Just as long as you understand that the entire basis of this is an argument in 1787, which includes slavery and slaver ownership, and is completely reactionary based on economic development already underway,. That’s as Hamilton, Tench Coxe and Governeur Morris and many others knew. The philosophes, of which Adam Smith was one, absolutely did not believe that unmitigated and unfettered use of private property overrode all community interests.
Stephen, one of the most interesting of the Founders, James Wilson, said this about slavery in his 1790.1791 lecture series on rights and property: “Slavery, or an absolute and unlimited power, in the master, over the life and fortune of the slave, is unauthorized by the common law. Indeed, it is repugnant to the principles of natural law, that such a state should subsist in any social system.”
But wasn’t “property” inclusive of all one possessed, not just land, which might have been referred to as “estates?” In fact, land might well have been the least significant “property” man owned or sought to acquire.

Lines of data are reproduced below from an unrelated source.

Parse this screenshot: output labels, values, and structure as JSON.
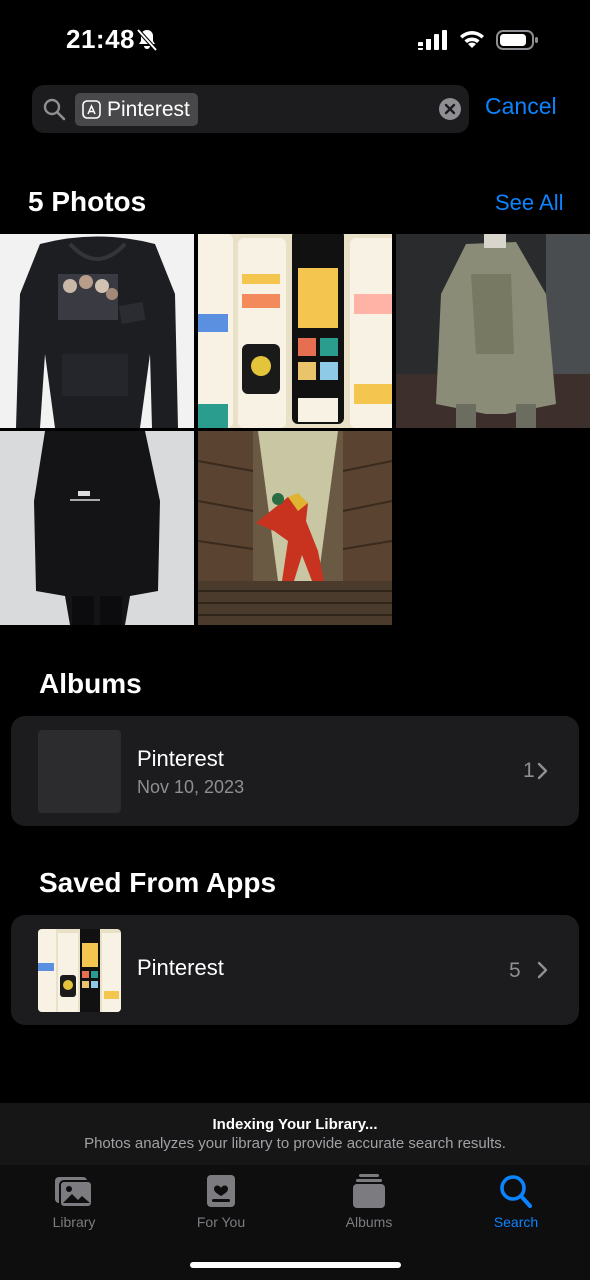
{
  "status_bar": {
    "time": "21:48"
  },
  "search": {
    "token": "Pinterest",
    "cancel_label": "Cancel"
  },
  "photos_section": {
    "title": "5 Photos",
    "see_all_label": "See All"
  },
  "albums_section": {
    "title": "Albums",
    "items": [
      {
        "name": "Pinterest",
        "date": "Nov 10, 2023",
        "count": "1"
      }
    ]
  },
  "saved_section": {
    "title": "Saved From Apps",
    "items": [
      {
        "name": "Pinterest",
        "count": "5"
      }
    ]
  },
  "indexing": {
    "title": "Indexing Your Library...",
    "subtitle": "Photos analyzes your library to provide accurate search results."
  },
  "tab_bar": {
    "tabs": [
      {
        "label": "Library",
        "icon": "photos-icon"
      },
      {
        "label": "For You",
        "icon": "for-you-icon"
      },
      {
        "label": "Albums",
        "icon": "albums-icon"
      },
      {
        "label": "Search",
        "icon": "search-icon"
      }
    ],
    "active": "Search"
  },
  "colors": {
    "accent": "#0a84ff",
    "card": "#1c1c1e",
    "background": "#000000"
  }
}
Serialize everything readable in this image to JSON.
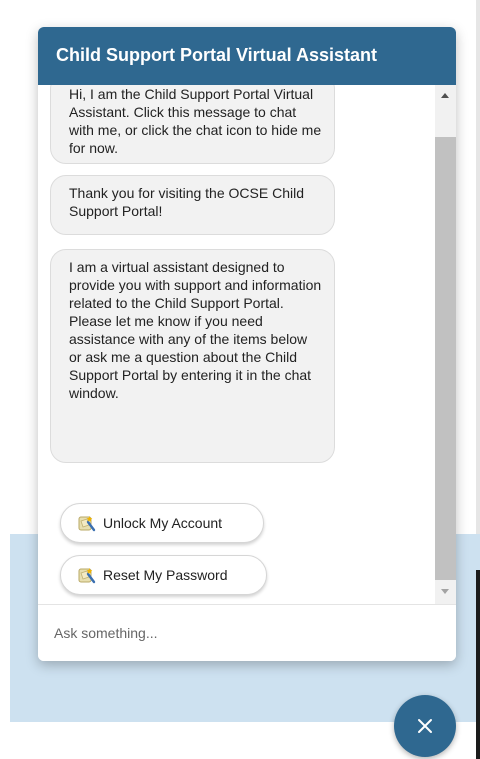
{
  "header": {
    "title": "Child Support Portal Virtual Assistant"
  },
  "messages": [
    {
      "text": "Hi, I am the Child Support Portal Virtual Assistant. Click this message to chat with me, or click the chat icon to hide me for now."
    },
    {
      "text": "Thank you for visiting the OCSE Child Support Portal!"
    },
    {
      "text": "I am a virtual assistant designed to provide you with support and information related to the Child Support Portal. Please let me know if you need assistance with any of the items below or ask me a question about the Child Support Portal by entering it in the chat window."
    }
  ],
  "actions": [
    {
      "label": "Unlock My Account",
      "icon": "wizard-icon"
    },
    {
      "label": "Reset My Password",
      "icon": "wizard-icon"
    }
  ],
  "input": {
    "placeholder": "Ask something...",
    "value": ""
  },
  "fab": {
    "icon": "close-icon"
  },
  "colors": {
    "brand": "#2f6890",
    "bubble": "#f2f2f2",
    "backdrop": "#cde1f0"
  }
}
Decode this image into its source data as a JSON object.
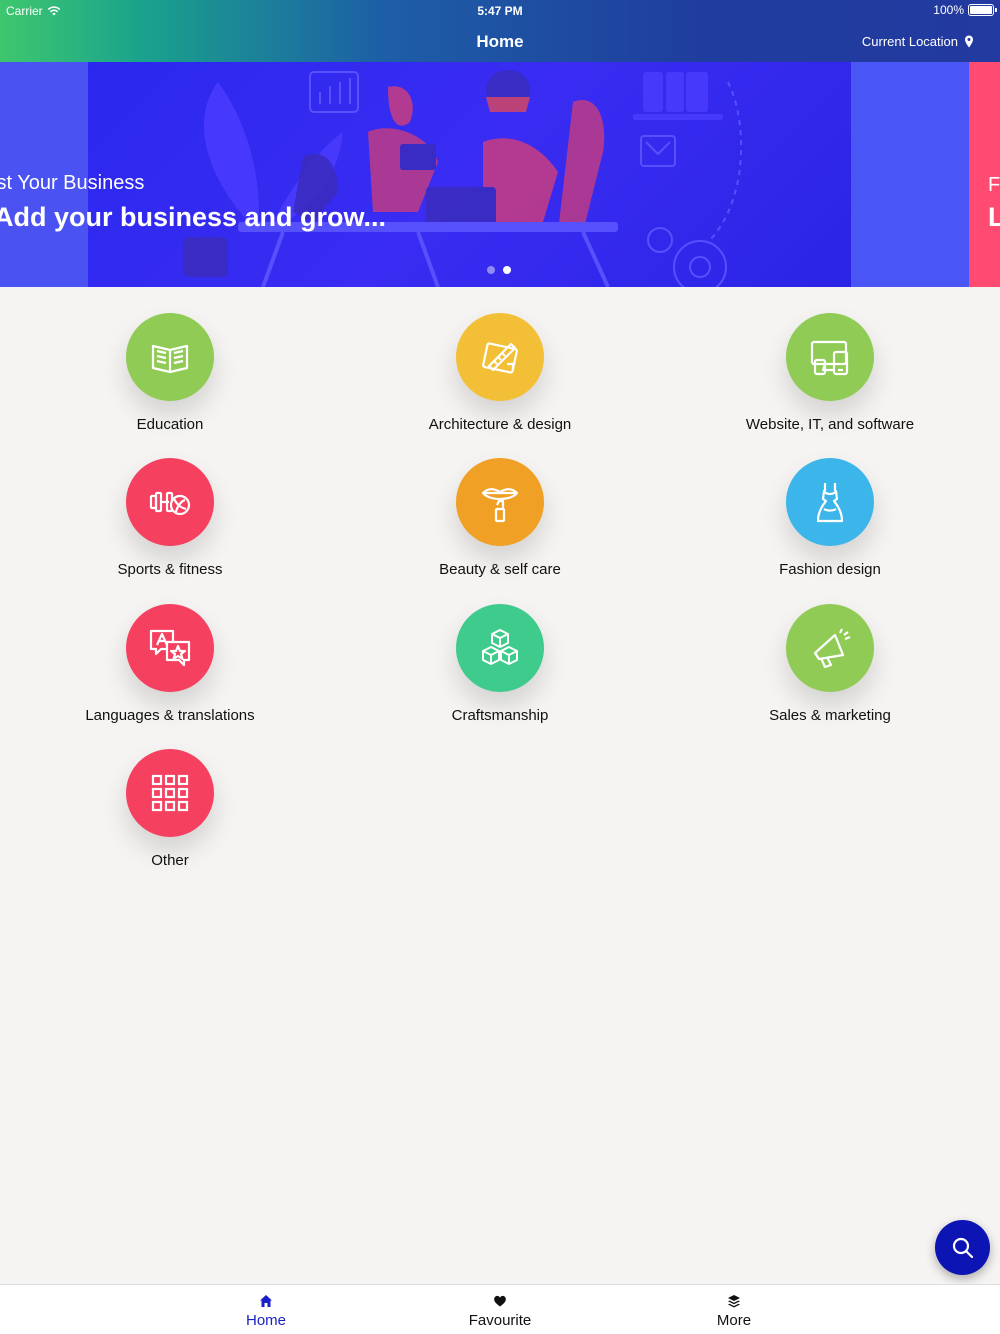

John, I could be wrong, but my reading is that property really meant ownership of self. That is, are you willing (and able) to accept your own moral decisions? Are you willing to take account of your own soul? Yours, Brad
I’m not sure I agree with your assessment that Jefferson would certainly have had a copy of Mason’s Declaration of Rights at his side when he drafted the Declaration of Independence. The vote for independence was taken in the Virginia Convention on 15 May 1776. It probably took a day or so for the body to then draft the independence resolution that Richard Henry Lee introduced in Philadelphia on 7 June . The Virginia Declaration of Rights was not approved until 12 June 1997, the same day John Dickinson’s Articles-drafting committee was assigned and one day after Adams’ Declaration-drafting committee was assembled. So when did Richard Henry Lee travel from Williamsburg to Philadelphia with the resolution, or was it sent by courier to him already in Philadelphia? Lee or a courier had to have left Williamsburg several days, perhaps a week prior to 7 June, making it impossible form the person to have carried the approved Declaration of Rights with him.